APULEE, L'âne d'or ou Les métamorphoses, trad. de P. Grimal, Gallimard

 

3.                                 KAFKA, La métamorphose

 

En se réveillant un matin après des rêves agités, Gregor Samsa se retrouva, dans son lit, métamorphosé en un monstrueux insecte. Il était sur le dos, un dos aussi dur qu'une carapace, et, en relevant un peu la tête, iI vit, bombé, brun, cloisonné par des arceaux plus rigides, son abdomen sur le haut duquel la couverture, prête à glisser tout à fait, ne tenait plus qu'à peine. Ses nombreuses pattes, lamentablement grêles par comparaison avec la corpulence qu'il avait par ailleurs, grouillaient désespérément sous ses yeux.
“ Qu'est-ce qui m'est arrivé ? ” pensa-t-il. Ce n'était pas un rêve. Sa chambre, une vraie chambre humaine, juste un peu trop petite, était là tranquille entre les quatre murs qu'il connaissait bien. Au-dessus de la table où était déballée une collection d'échantillons de tissus - Samsa était représentant de commerce - on voyait accrochée l'image qu'il avait récemment découpée dans un magazine et mise dans un joli cadre doré. Elle représentait une dame munie d'une toque et d'un boa tous les deux en fourrure et qui, assise bien droite, tendait vers le spectateur un lourd manchon de fourrure où tout son avant-bras avait disparu.
Le regard de Gregor se tourna ensuite vers la fenêtre, et le temps maussade - on entendait les gouttes de pluie frapper le rebord en zinc - le rendit tout mélancolique. “ Et si je redormais un peu et oubliais toutes ces sottises ? ” se dit-il ; mais c'était absolument irréalisable, car il avait l'habitude de dormir sur le côté droit et, dans l'état où il était à présent, il était incapable de se mettre dans cette position.

 

4.                                   Pascal QUIGNARD, Narcisse

 

 

 

Je ne sais pas où les modernes ont pris que Narcisse s'aimait lui-même et qu'il en fut puni.
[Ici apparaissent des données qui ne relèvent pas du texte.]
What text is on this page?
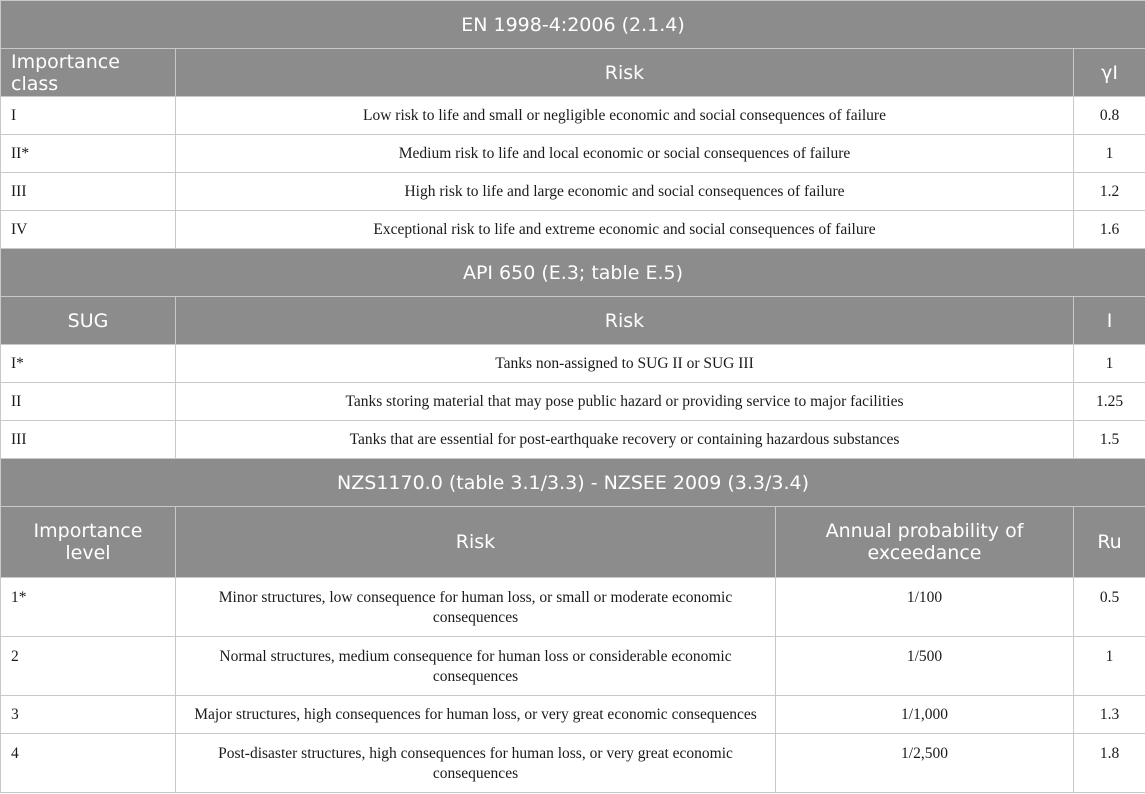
EN 1998-4:2006 (2.1.4)			
Importance class	Risk		γI
I	Low risk to life and small or negligible economic and social consequences of failure		0.8
II*	Medium risk to life and local economic or social consequences of failure		1
III	High risk to life and large economic and social consequences of failure		1.2
IV	Exceptional risk to life and extreme economic and social consequences of failure		1.6
API 650 (E.3; table E.5)			
SUG	Risk		I
I*	Tanks non-assigned to SUG II or SUG III		1
II	Tanks storing material that may pose public hazard or providing service to major facilities		1.25
III	Tanks that are essential for post-earthquake recovery or containing hazardous substances		1.5
NZS1170.0 (table 3.1/3.3) - NZSEE 2009 (3.3/3.4)			
Importance level	Risk	Annual probability of exceedance	Ru
1*	Minor structures, low consequence for human loss, or small or moderate economic consequences	1/100	0.5
2	Normal structures, medium consequence for human loss or considerable economic consequences	1/500	1
3	Major structures, high consequences for human loss, or very great economic consequences	1/1,000	1.3
4	Post-disaster structures, high consequences for human loss, or very great economic consequences	1/2,500	1.8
Ils n'ont pas trouvé cette légende chez les Grecs. Et ils ne l'ont pas empruntée aux Romains. Cette interprétation du mythe suppose une conscience de soi, une hostilité à la domus personnelle du corps, ainsi que l'approfondissement de l'anachorèse intérieure que le christianisme entraîna. Le mythe est simple : Un chasseur est médusé par un regard, dont il ignore qu'il est le sien, qu'il perçoit à la surface d'un ruisseau dans la forêt. Il tombe dans ce reflet qui le fascine, tué par un regard frontal.

  Pourquoi Narcisse sur les fresques romaines n'est-il jamais penché sur son reflet ?

  C'est l'augmentum. C'est l'instant qui précède la mort. S'il se penche, dès l'instant où son propre regard le fascine, il sera englouti.

  Où tombe-t-il en plongeant dans le regard tourné vers lui ? Il tombe dans la scène elle-même : il est né du viol d'une rivière par un fleuve. Les Anciens sont précis : ce n'est pas l'amour qu'il a de sa copie, qui le tue, c'est le regard.

       Il y a trois versions des légendes de Narcisse. En Béotie, le muthos était le suivant : Narkissos habitait Thespies. Narkissos était un jeune homme qui aimait chasser sur l'Hélicon. Il était follement aimé par un autre jeune chasseur qui s'appelait Ameinias. Narkissos ne le supportait pas, le repoussait sans cesse, le rebutait au point qu'un jour il lui fit envoyer comme présent une épée. Ameinias reçut l'arme, l'accepta, la saisit, sortit de chez lui, alla devant la porte de Narkissos toujours l'épée à la main et se tua en invoquant, par le sang qui allait couler sur la pierre de la porte, la vengeance des dieux. Quelques jours après le suicide d’Ameinias,  Narkissos étant allé chasser sur l’Hélicon , il désira boire dans une source. Son regard s’arrêta sur le reflet du regard qu’il voyait et il se suicida.

Pausanias rapporte la leçon suivante : Narkissos aimait une sœur jumelle qui mourut dans son adolescence. Il en ressentit une douleur si grande qu’elle l'empêchait d'aimer les autres femmes. Un jour qu’il se vit dans une source, il vit sa sœur et les traits de ce visage consolèrent son chagrin. Il n’y eut plus de source ou de rivière sur son chemin qu’il ne désirât se pencher sur leur rive afin de retrouver cette image qui le consolait de son deuil.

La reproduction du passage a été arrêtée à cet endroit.